9/11 Ten Years Later


9/11 Ten Years Later

Today is the tenth anniversary of 9/11. When I scanned the news online this morning, every website hosted a tribute to the fallen, remembrance slideshow, or live blog coverage of today’s ceremony at Ground Zero.  Like everyone else, I remember exactly where I was that Tuesday morning.
I was thirteen; eighth grade had just started and since our school was under construction, PE classes were bussed across town to play soccer at the Newport Recreation Society’s field. As we boarded the bus to return to school, I heard my gym teacher lean over us and say to the bus driver: “Did you hear? They bombed the pentagon! The terrorists.”
I hardly knew what the words meant at the time, but I knew enough that after school ended, I went straight home and watched planes fly into buildings for hours on repeat. That image has been burning in our collective unconscious for ten years now. I wonder if I will remember this day, ten years from now.
Today I came to Jerusalem. The two days I spent here as part of Birthright just didn’t seem sufficient, so I have come to spend two more.
Security seemed high today, but maybe it’s always like this when you travel apart from a tour. I’ve been through four metal detectors today. My backpack has been searched and X-rayed a half dozen times between Tel Aviv and my hostel here in the Old City. At the door to most of the nice restaurants and cafes, men with pistols stand guard.
Everywhere I go I am reminded that I’m walking around a city that has seen more terrorist attacks in the past ten years than anywhere else in the world.  It’s a fact that everyone here acknowledges, yet somehow they manage to go about their lives regardless. The prevailing attitude seems to be: You can’t stop living your life just because someone wants to hurt you, so just live. 
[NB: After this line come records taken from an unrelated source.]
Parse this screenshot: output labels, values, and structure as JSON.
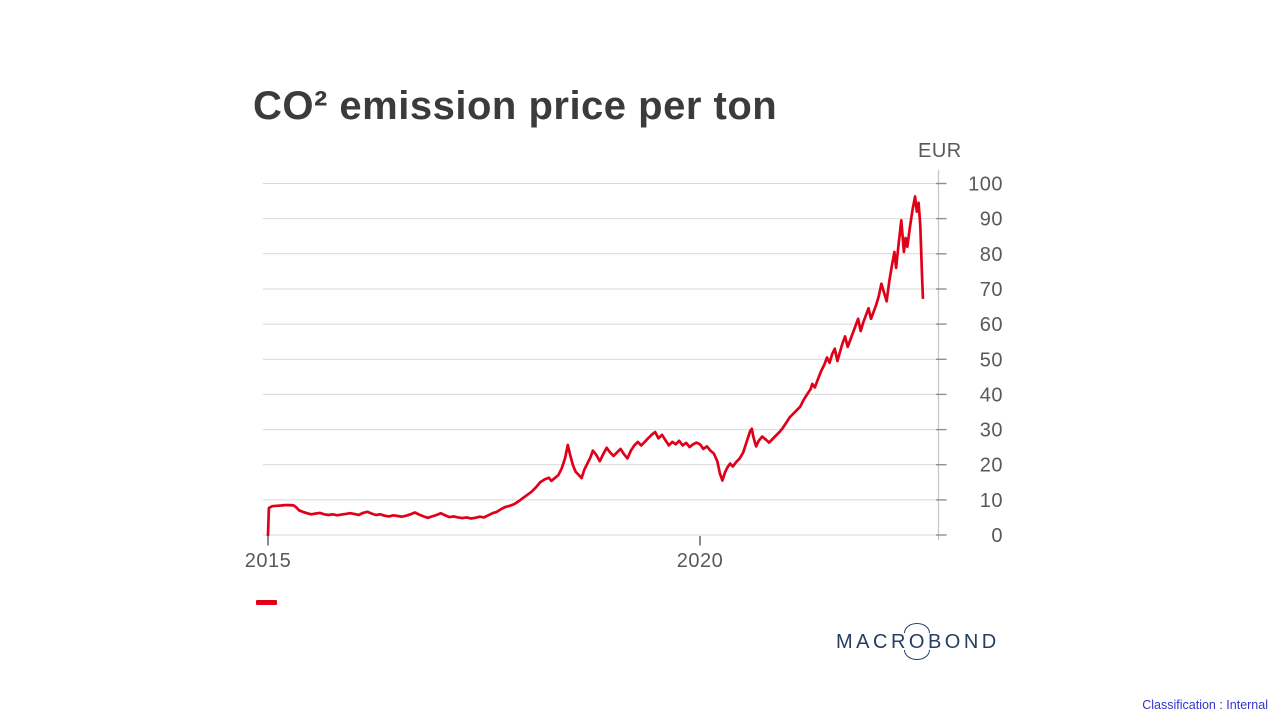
{
  "page": {
    "background": "#ffffff",
    "classification": "Classification : Internal",
    "classification_color": "#3333cc"
  },
  "logo": {
    "left": "MACR",
    "o": "O",
    "right": "BOND",
    "full_name": "MACROBOND",
    "color": "#243f5f"
  },
  "legend": {
    "swatch_color": "#e0001a"
  },
  "chart_data": {
    "type": "line",
    "title": "CO² emission price per ton",
    "unit_label": "EUR",
    "ylim": [
      0,
      100
    ],
    "xlim": [
      2014.942,
      2022.755
    ],
    "y_ticks": [
      0,
      10,
      20,
      30,
      40,
      50,
      60,
      70,
      80,
      90,
      100
    ],
    "x_ticks": [
      {
        "label": "2015",
        "value": 2015
      },
      {
        "label": "2020",
        "value": 2020
      }
    ],
    "grid": "horizontal",
    "axis_side": "right",
    "style": {
      "grid_color": "#d9d9d9",
      "axis_color": "#c4c4c4",
      "tick_color": "#8f8f8f",
      "label_color": "#595959",
      "title_color": "#3b3b3b"
    },
    "series": [
      {
        "color": "#e0001a",
        "points": [
          [
            2015.0,
            0.0
          ],
          [
            2015.01,
            7.7
          ],
          [
            2015.05,
            8.2
          ],
          [
            2015.1,
            8.3
          ],
          [
            2015.15,
            8.4
          ],
          [
            2015.2,
            8.5
          ],
          [
            2015.25,
            8.5
          ],
          [
            2015.3,
            8.4
          ],
          [
            2015.33,
            7.8
          ],
          [
            2015.36,
            7.0
          ],
          [
            2015.4,
            6.6
          ],
          [
            2015.45,
            6.2
          ],
          [
            2015.5,
            5.9
          ],
          [
            2015.55,
            6.1
          ],
          [
            2015.6,
            6.3
          ],
          [
            2015.65,
            5.9
          ],
          [
            2015.7,
            5.7
          ],
          [
            2015.75,
            5.9
          ],
          [
            2015.8,
            5.6
          ],
          [
            2015.85,
            5.8
          ],
          [
            2015.9,
            6.0
          ],
          [
            2015.95,
            6.2
          ],
          [
            2016.0,
            6.0
          ],
          [
            2016.05,
            5.7
          ],
          [
            2016.1,
            6.3
          ],
          [
            2016.15,
            6.6
          ],
          [
            2016.2,
            6.1
          ],
          [
            2016.25,
            5.7
          ],
          [
            2016.3,
            5.9
          ],
          [
            2016.35,
            5.5
          ],
          [
            2016.4,
            5.3
          ],
          [
            2016.45,
            5.6
          ],
          [
            2016.5,
            5.4
          ],
          [
            2016.55,
            5.2
          ],
          [
            2016.6,
            5.5
          ],
          [
            2016.65,
            5.9
          ],
          [
            2016.7,
            6.4
          ],
          [
            2016.75,
            5.8
          ],
          [
            2016.8,
            5.3
          ],
          [
            2016.85,
            4.9
          ],
          [
            2016.9,
            5.3
          ],
          [
            2016.95,
            5.7
          ],
          [
            2017.0,
            6.2
          ],
          [
            2017.05,
            5.6
          ],
          [
            2017.1,
            5.1
          ],
          [
            2017.15,
            5.3
          ],
          [
            2017.2,
            5.0
          ],
          [
            2017.25,
            4.8
          ],
          [
            2017.3,
            5.0
          ],
          [
            2017.35,
            4.7
          ],
          [
            2017.4,
            4.9
          ],
          [
            2017.45,
            5.2
          ],
          [
            2017.5,
            5.0
          ],
          [
            2017.55,
            5.6
          ],
          [
            2017.6,
            6.2
          ],
          [
            2017.65,
            6.6
          ],
          [
            2017.7,
            7.4
          ],
          [
            2017.75,
            8.0
          ],
          [
            2017.8,
            8.3
          ],
          [
            2017.85,
            8.8
          ],
          [
            2017.9,
            9.6
          ],
          [
            2017.95,
            10.5
          ],
          [
            2018.0,
            11.4
          ],
          [
            2018.05,
            12.3
          ],
          [
            2018.1,
            13.5
          ],
          [
            2018.15,
            15.0
          ],
          [
            2018.2,
            15.8
          ],
          [
            2018.25,
            16.3
          ],
          [
            2018.28,
            15.4
          ],
          [
            2018.32,
            16.2
          ],
          [
            2018.36,
            17.0
          ],
          [
            2018.4,
            19.0
          ],
          [
            2018.44,
            22.0
          ],
          [
            2018.47,
            25.6
          ],
          [
            2018.5,
            22.5
          ],
          [
            2018.53,
            19.8
          ],
          [
            2018.56,
            18.0
          ],
          [
            2018.6,
            17.0
          ],
          [
            2018.63,
            16.2
          ],
          [
            2018.66,
            18.5
          ],
          [
            2018.7,
            20.5
          ],
          [
            2018.73,
            22.0
          ],
          [
            2018.76,
            24.0
          ],
          [
            2018.8,
            22.8
          ],
          [
            2018.84,
            21.0
          ],
          [
            2018.88,
            23.0
          ],
          [
            2018.92,
            24.8
          ],
          [
            2018.96,
            23.5
          ],
          [
            2019.0,
            22.5
          ],
          [
            2019.04,
            23.5
          ],
          [
            2019.08,
            24.5
          ],
          [
            2019.12,
            23.0
          ],
          [
            2019.16,
            21.8
          ],
          [
            2019.2,
            24.0
          ],
          [
            2019.24,
            25.5
          ],
          [
            2019.28,
            26.5
          ],
          [
            2019.32,
            25.5
          ],
          [
            2019.36,
            26.5
          ],
          [
            2019.4,
            27.5
          ],
          [
            2019.44,
            28.5
          ],
          [
            2019.48,
            29.3
          ],
          [
            2019.52,
            27.5
          ],
          [
            2019.56,
            28.5
          ],
          [
            2019.6,
            27.0
          ],
          [
            2019.64,
            25.5
          ],
          [
            2019.68,
            26.5
          ],
          [
            2019.72,
            25.8
          ],
          [
            2019.76,
            26.8
          ],
          [
            2019.8,
            25.5
          ],
          [
            2019.84,
            26.2
          ],
          [
            2019.88,
            25.0
          ],
          [
            2019.92,
            25.8
          ],
          [
            2019.96,
            26.3
          ],
          [
            2020.0,
            25.8
          ],
          [
            2020.04,
            24.5
          ],
          [
            2020.08,
            25.2
          ],
          [
            2020.12,
            24.0
          ],
          [
            2020.16,
            23.2
          ],
          [
            2020.2,
            21.0
          ],
          [
            2020.23,
            17.5
          ],
          [
            2020.26,
            15.5
          ],
          [
            2020.29,
            17.8
          ],
          [
            2020.32,
            19.3
          ],
          [
            2020.35,
            20.3
          ],
          [
            2020.38,
            19.5
          ],
          [
            2020.42,
            20.8
          ],
          [
            2020.46,
            21.8
          ],
          [
            2020.5,
            23.5
          ],
          [
            2020.54,
            26.5
          ],
          [
            2020.58,
            29.5
          ],
          [
            2020.6,
            30.2
          ],
          [
            2020.62,
            27.8
          ],
          [
            2020.65,
            25.2
          ],
          [
            2020.68,
            26.8
          ],
          [
            2020.72,
            28.0
          ],
          [
            2020.76,
            27.2
          ],
          [
            2020.8,
            26.3
          ],
          [
            2020.84,
            27.3
          ],
          [
            2020.88,
            28.3
          ],
          [
            2020.92,
            29.3
          ],
          [
            2020.96,
            30.5
          ],
          [
            2021.0,
            32.0
          ],
          [
            2021.04,
            33.5
          ],
          [
            2021.08,
            34.5
          ],
          [
            2021.12,
            35.5
          ],
          [
            2021.16,
            36.5
          ],
          [
            2021.2,
            38.5
          ],
          [
            2021.24,
            40.0
          ],
          [
            2021.28,
            41.5
          ],
          [
            2021.3,
            43.0
          ],
          [
            2021.33,
            42.0
          ],
          [
            2021.36,
            44.0
          ],
          [
            2021.4,
            46.5
          ],
          [
            2021.44,
            48.5
          ],
          [
            2021.47,
            50.5
          ],
          [
            2021.5,
            49.0
          ],
          [
            2021.53,
            51.5
          ],
          [
            2021.56,
            53.0
          ],
          [
            2021.59,
            49.5
          ],
          [
            2021.62,
            52.0
          ],
          [
            2021.65,
            54.5
          ],
          [
            2021.68,
            56.5
          ],
          [
            2021.71,
            53.5
          ],
          [
            2021.74,
            55.5
          ],
          [
            2021.77,
            57.5
          ],
          [
            2021.8,
            59.5
          ],
          [
            2021.83,
            61.5
          ],
          [
            2021.86,
            58.0
          ],
          [
            2021.89,
            60.5
          ],
          [
            2021.92,
            62.5
          ],
          [
            2021.95,
            64.5
          ],
          [
            2021.98,
            61.5
          ],
          [
            2022.01,
            63.5
          ],
          [
            2022.04,
            65.5
          ],
          [
            2022.07,
            68.0
          ],
          [
            2022.1,
            71.5
          ],
          [
            2022.13,
            69.0
          ],
          [
            2022.16,
            66.5
          ],
          [
            2022.19,
            72.0
          ],
          [
            2022.22,
            76.5
          ],
          [
            2022.25,
            80.5
          ],
          [
            2022.27,
            76.0
          ],
          [
            2022.3,
            83.0
          ],
          [
            2022.33,
            89.5
          ],
          [
            2022.36,
            80.5
          ],
          [
            2022.38,
            84.5
          ],
          [
            2022.4,
            82.0
          ],
          [
            2022.43,
            87.5
          ],
          [
            2022.46,
            92.5
          ],
          [
            2022.49,
            96.3
          ],
          [
            2022.51,
            92.0
          ],
          [
            2022.53,
            94.5
          ],
          [
            2022.55,
            88.0
          ],
          [
            2022.57,
            74.0
          ],
          [
            2022.58,
            67.5
          ]
        ]
      }
    ]
  }
}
I just can’t stop thinking of what the U.S. would do if Mexican drug cartels started firing rockets into Houston day in and day out. Somehow I think we’d react stronger than the Israelis do.
But then again, we don’t live side by side with people who discredit our right to exist. That becomes clear this night.  I am spending the night on a rooftop. What at first seemed a romantic and cheap option: sleeping over the Old City, a beautiful view and the sweet smell of the night air with a sunrise alarm clock, turns out to be a little less than comfortable. The hostel gives you a mattress and blankets while you fight for floor space. I haven’t packed long pants or shirt, having been used to Tel Aviv’s heat and humidity. The dessert night wind rips through my thin blanket and shirt all night; I’m shivering before the sun ever sets.
I wake once, twice, a dozen times through the night. It seems that every time I shut my eyes a fresh blast of cold wind cuts through me to the bone. It doesn’t help that in the distance, across the clearly visible wall separating Jerusalem and the West Bank, I can hear shots ringing through the air.
It could be nothing, but I have the sneaking suspicion that hey are celebratory shots. A decade anniversary is not lightly considered, by either side. And with that word, I feel like I’ve touched upon the strand of thought that has plagued me this entire trip and throughout this entire long night. Whether I like it or not, I am on a side.
I was stopped three times today trying to walk towards the Dome of the Rock. I knew what I was doing, I knew that I wasn’t allowed that time of day, yet I some how hoped my dark skin and features could get me in. The Israeli police spotted me a mile away. I’m a Jew, not an Arab. “You’re not allowed on this side.”
Yet in the morning, it’s not the sun that wakes me, as expected. It’s a twin peal of religious zeal. The hostel is flanked by both a church and a mosque. At six o’clock they both go about calling their masses to prayer. The church bell rings once, twice, three times, the gong shaking the floor through my thin mattress. Simultaneously, a man in the mosque gets on the loudspeaker to start his chant. His overdriven, microphone distorted radio voice doesn’t stop for fifteen minutes.
It’s beautiful in a restless sort of way.